Uwikłanie Zygmunta Miłoszewskiego wydawnictwa WAB została nagrodzona na 5 Festiwalu Kryminału Nagrodą Wielkiego Kalibru dla najlepszej polskiej książki kryminalnej i sensacyjnej 2007 roku. Ja trzymałem kicuki za Spinalongę Jacka Rębacza, ale Uwikłanie okazało się lepsze. Ciekawą recenzję książki przedstawił Jerzy Pilch, który wybrał do niej fragment, z którym pewnie wiele osób się zgodzi… 🙂
„Politycy żyli w wyizolowanym świecie, przekonani, że cały czas robią coś szalenie ważnego, o czym koniecznie trzeba opowiedzieć na konferencji prasowej. W przekonaniu o własnej ważności utwierdzali ich podekscytowani sprawozdawcy polityczni, którzy też wierzyli w wagę wydarzeń zapewne po to, aby zracjonalizować swoją pozbawioną treści pracę. A i tak – mimo wysiłków obu grup i zmasowanego ataku medialnego nieważnych informacji przedstawianych jako istotne – cały naród miał ich w dupie”.

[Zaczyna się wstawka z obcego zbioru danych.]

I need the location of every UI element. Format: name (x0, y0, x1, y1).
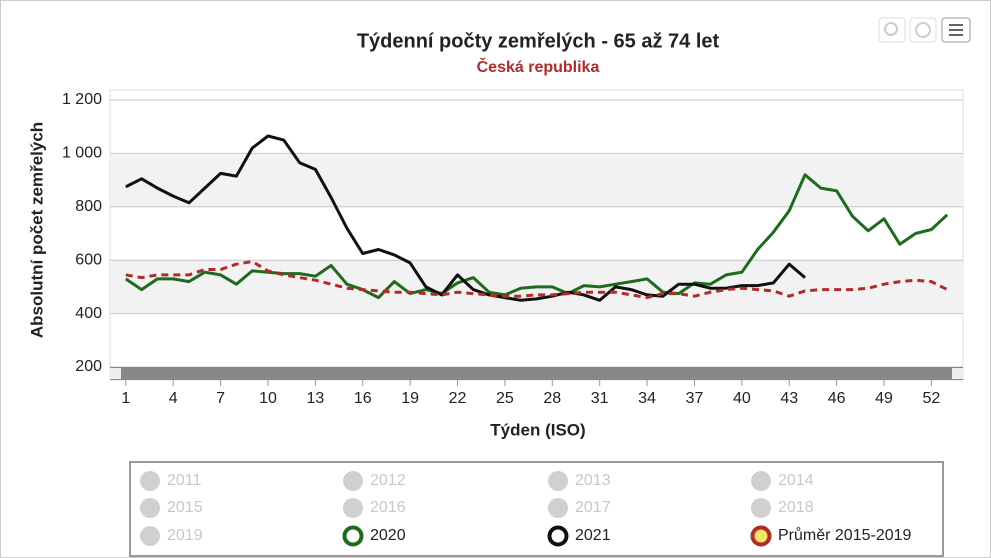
zoom-button[interactable] (878, 17, 906, 43)
scroll-right[interactable] (952, 368, 963, 379)
legend-icon (750, 525, 772, 547)
x-tick-label: 28 (543, 390, 561, 407)
zoom-icon (884, 22, 898, 36)
legend (129, 461, 944, 557)
x-tick-label: 46 (828, 390, 846, 407)
reset-icon (915, 22, 931, 38)
legend-icon (140, 526, 160, 546)
chart-title: Týdenní počty zemřelých - 65 až 74 let (357, 30, 720, 52)
y-tick-label: 800 (75, 198, 102, 215)
x-tick-label: 43 (780, 390, 798, 407)
x-tick-label: 1 (121, 390, 130, 407)
legend-icon (140, 471, 160, 491)
reset-button[interactable] (909, 17, 937, 43)
legend-icon (140, 498, 160, 518)
legend-label[interactable]: 2014 (778, 472, 814, 489)
x-tick-label: 10 (259, 390, 277, 407)
y-tick-label: 600 (75, 251, 102, 268)
y-tick-label: 200 (75, 358, 102, 375)
grid-band (110, 153, 963, 207)
legend-icon (547, 525, 569, 547)
x-tick-label: 49 (875, 390, 893, 407)
legend-icon (342, 525, 364, 547)
x-tick-label: 4 (169, 390, 178, 407)
legend-icon (751, 498, 771, 518)
x-axis-label: Týden (ISO) (490, 420, 585, 439)
x-tick-label: 13 (306, 390, 324, 407)
x-tick-label: 34 (638, 390, 656, 407)
y-tick-label: 1 000 (62, 145, 102, 162)
legend-label[interactable]: 2013 (575, 472, 611, 489)
legend-label[interactable]: 2017 (575, 499, 611, 516)
series-line (124, 173, 949, 300)
legend-label[interactable]: 2018 (778, 499, 814, 516)
x-tick-label: 7 (216, 390, 225, 407)
scrollbar[interactable] (110, 367, 963, 380)
x-tick-label: 22 (449, 390, 467, 407)
y-axis-label: Absolutní počet zemřelých (27, 122, 46, 338)
menu-icon (949, 24, 963, 36)
toolbar (878, 17, 971, 43)
grid (110, 99, 963, 368)
legend-label[interactable]: 2015 (167, 499, 203, 516)
legend-label[interactable]: 2020 (370, 527, 406, 544)
x-tick-label: 16 (354, 390, 372, 407)
legend-label[interactable]: 2019 (167, 527, 203, 544)
series-line (125, 134, 806, 302)
legend-icon (751, 471, 771, 491)
legend-label[interactable]: 2016 (370, 499, 406, 516)
x-tick-label: 52 (923, 390, 941, 407)
x-tick-label: 31 (591, 390, 609, 407)
x-tick-label: 40 (733, 390, 751, 407)
plot-area (109, 89, 964, 381)
legend-label[interactable]: 2011 (167, 472, 202, 489)
chart-subtitle: Česká republika (477, 57, 600, 76)
x-tick-label: 19 (401, 390, 419, 407)
scroll-left[interactable] (110, 368, 121, 379)
legend-label[interactable]: 2021 (575, 527, 611, 544)
bands (110, 153, 963, 314)
legend-icon (343, 498, 363, 518)
series-line (125, 260, 948, 300)
legend-icon (548, 471, 568, 491)
legend-icon (548, 498, 568, 518)
x-tick-label: 25 (496, 390, 514, 407)
legend-label[interactable]: Průměr 2015-2019 (778, 526, 912, 544)
y-tick-label: 400 (75, 305, 102, 322)
legend-label[interactable]: 2012 (370, 472, 406, 489)
legend-icon (343, 471, 363, 491)
x-tick-label: 37 (686, 390, 704, 407)
y-tick-label: 1 200 (62, 91, 102, 108)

Zygmunt Miłoszewski (ur. 8 maja 1976) w Warszawie – pisarz. Od połowy lat 90-tych pracuje jako dziennikarz. Zaczynał w „Super Expressie”, gdzie specjalizował się w relacjonowaniu procesów sądowych, przez kilka lat był stałym felietonistą „Metropolu”, od roku 2003 związał się z „Newsweekiem”. Debiutował w 2005 roku powieścią utrzymaną w konwencji horroru „Domofon”, po której krytycy nazwali go „polskim Stephenem Kingiem”. Niemiecki i holenderski przekład przygotowywane są na drugą połowę 2007 roku. Trwają też prace nad ekranizacją książki przez Juliusza Machulskiego. W 2006 roku wydał baśń przygodową dla dzieci „Góry Żmijowe”. Jego druga powieść „Uwikłanie” ukazała się w 2007 roku. Entuzjastyczną recenzję poświęcił jej Jerzy Pilch. Miłoszewski porzucił tu horrorowy sztafaż tworząc pełnokrwistą powieść kryminalną z bogato odmalowanym współczesnym tłem obyczajowym i błyskotliwie poprowadzoną intrygą.

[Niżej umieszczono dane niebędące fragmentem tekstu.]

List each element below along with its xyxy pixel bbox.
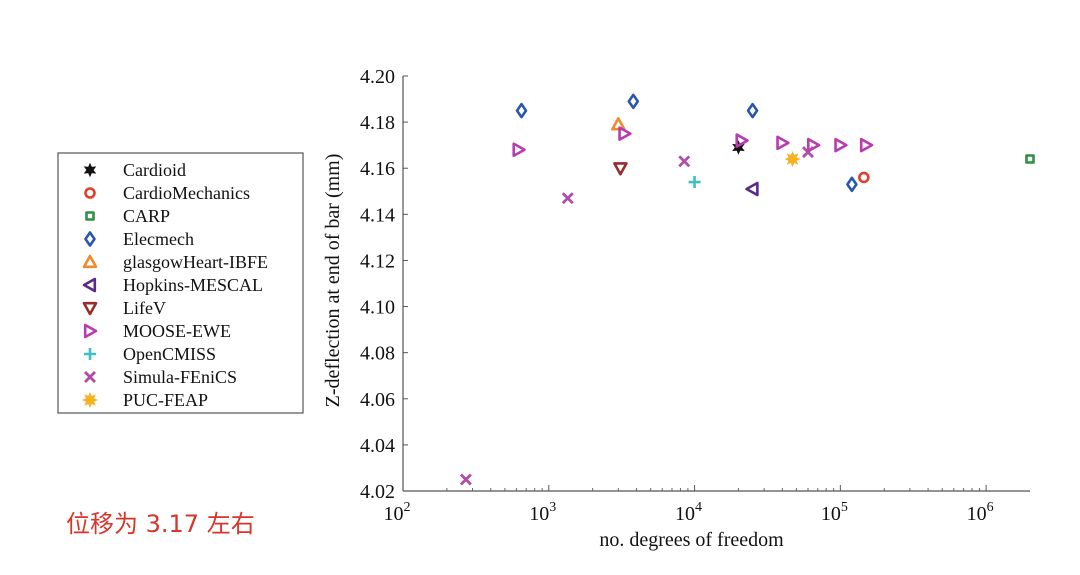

Nagrodę Wielkiego Kalibru przyznano również Tatianie Polakowej autorce książek „Karaoke dla damy z pieskiem”, „Wielki seks w małym mieście”, „Ekskluzywny macho”, „Smak lodowego pocałunku”, „Hasta la vista, baby”, „Lady Feniks”, które ukazują się w Polsce nakładem Przedsiębiorstwa Wydawniczego Rzeczpospolita.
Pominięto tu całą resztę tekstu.